In contrast to much of the EV industry, Qmerit has actually been around in some capacity for decades. The basic idea for the company–a database of skilled tradespeople with performance metrics–was created by CEO Tracy K. Price in the mid-90s under the name FieldCentrix Inc. That company has changed shape several times over the next two decades, including being acquired by (and salvaged from) Enron. Qmerit, in its modern form, launched in 2016 as an offshoot of ABM Industries when Price recognized that the need for skilled electricians was about to skyrocket as EVs went mainstream. The company has since grown to more than 300 employees and facilitated the installation of more than 260,000 EV chargers across the US and Canada, with plans to expand to Europe as well.

Essentially the middleman of the electrification wheel, Qmerit works with landlords, homeowners, electricians, charging companies, and automakers to add chargers to the grid. This vantage point gives the company an on-the-ground perspective about the challenges still facing the industry. Sapp says that there’s definitely new momentum in the sector, especially for 2023, with nearly every automaker announcing EVs and committing to phasing out internal combustion engines over time. The biggest two obstacles facing this transition, he says, are supply chain and lack of skilled electricians.
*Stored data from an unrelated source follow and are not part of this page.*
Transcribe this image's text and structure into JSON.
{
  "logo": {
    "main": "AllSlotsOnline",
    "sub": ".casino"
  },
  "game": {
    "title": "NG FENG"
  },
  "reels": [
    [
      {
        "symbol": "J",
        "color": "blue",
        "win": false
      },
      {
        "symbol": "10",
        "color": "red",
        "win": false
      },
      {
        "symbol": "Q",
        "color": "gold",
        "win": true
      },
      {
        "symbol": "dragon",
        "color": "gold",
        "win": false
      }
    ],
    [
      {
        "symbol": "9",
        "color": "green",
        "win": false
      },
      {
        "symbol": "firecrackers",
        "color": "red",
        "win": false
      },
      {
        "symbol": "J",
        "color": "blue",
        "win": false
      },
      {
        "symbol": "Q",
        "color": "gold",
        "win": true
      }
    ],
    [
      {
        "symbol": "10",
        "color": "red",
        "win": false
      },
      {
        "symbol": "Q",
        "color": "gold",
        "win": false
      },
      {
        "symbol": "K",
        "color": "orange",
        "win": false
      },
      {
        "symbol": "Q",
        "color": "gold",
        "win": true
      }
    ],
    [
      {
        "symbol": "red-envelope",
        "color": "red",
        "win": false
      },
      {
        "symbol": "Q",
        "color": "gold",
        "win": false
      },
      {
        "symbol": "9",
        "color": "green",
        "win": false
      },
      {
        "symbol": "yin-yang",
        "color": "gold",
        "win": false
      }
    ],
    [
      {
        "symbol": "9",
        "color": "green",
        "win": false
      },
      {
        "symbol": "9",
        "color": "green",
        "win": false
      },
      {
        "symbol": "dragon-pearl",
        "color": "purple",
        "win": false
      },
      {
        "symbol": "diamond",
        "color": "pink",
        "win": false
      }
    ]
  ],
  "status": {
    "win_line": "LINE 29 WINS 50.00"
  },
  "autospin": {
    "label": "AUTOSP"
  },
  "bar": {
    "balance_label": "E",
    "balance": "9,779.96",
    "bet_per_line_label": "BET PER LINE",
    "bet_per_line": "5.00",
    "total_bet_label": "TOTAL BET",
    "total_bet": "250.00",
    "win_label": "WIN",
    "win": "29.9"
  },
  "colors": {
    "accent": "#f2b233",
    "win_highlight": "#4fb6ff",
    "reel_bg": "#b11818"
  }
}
It’s no secret that the COVID-19 pandemic wreaked havoc on the world’s supply chains, and while those woes seem to be easing gradually, the EV market is still supply constrained (despite Tesla lowering prices). The shortage of skilled labor in the United States has also been well publicized, but to that end, Qmerit has built out its own workforce development team that helps electricians find apprentices and expand the pool of skilled laborers. “I would encourage many people to take a look. It's a great time to be in electrical trade services, and it’s going to get better and better,” says Sapp. “A craftsperson, with great customer skills, and the ability to get [work] done will be in demand for a long, long time.”

Sapp says Qmerit’s current financial situation is “very, very strong” thanks to recent investments, especially by Schneider Electric, a French Multinational company that specializes in automation and energy management.